- Born: Alberta Johanna Smetz 12 August 1893 Nieuwer-Amstel, Netherlands
- Died: 16 August 1953 (aged 60) Blaricum, Netherlands
- Known for: Painting
- Spouse: Johan Meijer

= Alberta Johanna Meijer-Smetz =

Dutch artist

Alberta Johanna Meijer-Smetz (1893-1953) was a Dutch painter.

==Biography==
Meijer-Smetz née Smetz was born on 12 August 1893 in Nieuwer-Amstel. She studied at the Rijksakademie van beeldende kunsten (State Academy of Fine Arts) in Amsterdam. Her teachers included Adrianus Martinus De Groot, Richard Roland Holst, and Johan Meijer (1885-1970), whom she married.

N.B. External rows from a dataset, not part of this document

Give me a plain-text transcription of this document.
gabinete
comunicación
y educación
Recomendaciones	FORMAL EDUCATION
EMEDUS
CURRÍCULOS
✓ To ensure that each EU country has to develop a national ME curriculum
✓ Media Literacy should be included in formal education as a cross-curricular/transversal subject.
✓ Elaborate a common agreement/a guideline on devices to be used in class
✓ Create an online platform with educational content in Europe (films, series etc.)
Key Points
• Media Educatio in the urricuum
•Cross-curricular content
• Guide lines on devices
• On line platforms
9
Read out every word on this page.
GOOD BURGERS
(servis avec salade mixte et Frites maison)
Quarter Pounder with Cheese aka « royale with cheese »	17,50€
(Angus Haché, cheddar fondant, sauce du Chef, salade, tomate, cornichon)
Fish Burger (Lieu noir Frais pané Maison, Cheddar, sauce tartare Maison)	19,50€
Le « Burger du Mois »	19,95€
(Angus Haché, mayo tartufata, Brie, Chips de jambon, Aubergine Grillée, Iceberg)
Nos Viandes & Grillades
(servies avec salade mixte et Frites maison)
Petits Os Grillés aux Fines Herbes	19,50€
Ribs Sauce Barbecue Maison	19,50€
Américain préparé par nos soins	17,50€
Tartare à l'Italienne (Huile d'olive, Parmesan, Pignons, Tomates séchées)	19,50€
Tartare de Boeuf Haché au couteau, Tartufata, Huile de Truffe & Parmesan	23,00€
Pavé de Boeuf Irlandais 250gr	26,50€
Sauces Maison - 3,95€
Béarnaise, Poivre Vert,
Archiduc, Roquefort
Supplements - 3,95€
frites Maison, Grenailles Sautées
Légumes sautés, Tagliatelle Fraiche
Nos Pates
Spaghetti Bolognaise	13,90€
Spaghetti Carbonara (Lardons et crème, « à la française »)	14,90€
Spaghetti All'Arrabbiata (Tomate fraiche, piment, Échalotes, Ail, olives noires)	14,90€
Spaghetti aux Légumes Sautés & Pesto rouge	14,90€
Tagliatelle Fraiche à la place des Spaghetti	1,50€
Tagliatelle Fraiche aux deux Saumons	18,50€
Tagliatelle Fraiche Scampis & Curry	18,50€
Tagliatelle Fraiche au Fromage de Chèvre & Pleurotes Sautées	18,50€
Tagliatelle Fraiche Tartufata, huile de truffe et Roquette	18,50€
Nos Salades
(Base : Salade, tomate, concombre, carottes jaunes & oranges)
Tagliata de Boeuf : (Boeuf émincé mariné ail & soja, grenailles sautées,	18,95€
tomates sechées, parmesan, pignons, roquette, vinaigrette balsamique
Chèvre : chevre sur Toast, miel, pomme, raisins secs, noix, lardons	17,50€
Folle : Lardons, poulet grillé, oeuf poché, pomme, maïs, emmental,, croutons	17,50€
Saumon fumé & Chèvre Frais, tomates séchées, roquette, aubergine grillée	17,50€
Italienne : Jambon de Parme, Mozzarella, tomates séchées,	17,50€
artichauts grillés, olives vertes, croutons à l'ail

In 1920 she won the Legaat Vrouwe Vigelius (Lady Vigelius Prize). Her work was included in the 1939 exhibition and sale Onze Kunst van Heden (Our Art of Today) at the Rijksmuseum in Amsterdam. She was a member of the Kunstenaarsvereniging Laren-Blaricum (Artists association Laren-Blaricum).

Meijer-Smetz died on 16 August 1953 in Blaricum.